What is the scope of leader development?

As we think about making mature and equipped followers of Christ, the question of "what is the scope of leader development?" is a natural outflow.  When we make disciples the result is usually that these disciples become leaders.  Another way of asking this question is "where will these leaders focus their influence?"

Are we developing leaders just to do "spiritual" things or is our partnership with Jesus to "make all things new?"

Dr. Michael Williams, Covenant Seminary professor and author of Far as The Curse is Found, has some interesting ideas for consideration.

"A common question is that since redemption is relevant to all things, what should be our responsibility as redeemed persons? Should it be the redemption of persons, of souls, and the preaching the Gospel, or should it be a redemptive approach within culture? Yet this question is creating a false dichotomy for us.

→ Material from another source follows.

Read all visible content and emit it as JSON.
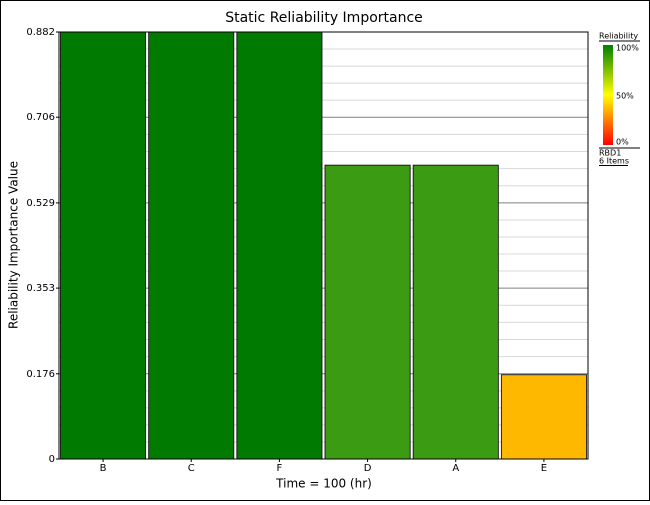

In this view, the cultural mandate of Genesis 1—to be fruitful and multiply and have dominion—is relegated to unimportance after the fall. But Scripture does not let us off the hook that easily. Looking to the Noah story again, the cultural mandate is repeated almost verbatim to Noah within the context of the fall. It is a mistake to set the cultural mandate over against the redemptive mandate of Matthew 28:19, making it a choice between the two. We are held responsible for both."

"It would be better to think of these two mandates in terms of calling. We are not all called to the same things. God has gifted His people with different gifts, and He has called us to different tasks. Some of us are going to be called to evangelism, yet even evangelism should be seen as a little broader. It should be not only evangelism of persons, but evangelism of society, evangelism of different areas of life. Some people work in a public school system because they see their calling to be remedial, to be testimonies, to be witnesses not only to persons but to that very structure. Any calling in creation can be done unto the Lord, and can be a testimony to the world and as it seeks to be faithful to the Lord, and seeks to be a blessing to our fellow man, as it seeks to faithfully till and keep God’s creation, it is a fully Christian calling."

How does this perspective expand your view of the scope of leader development?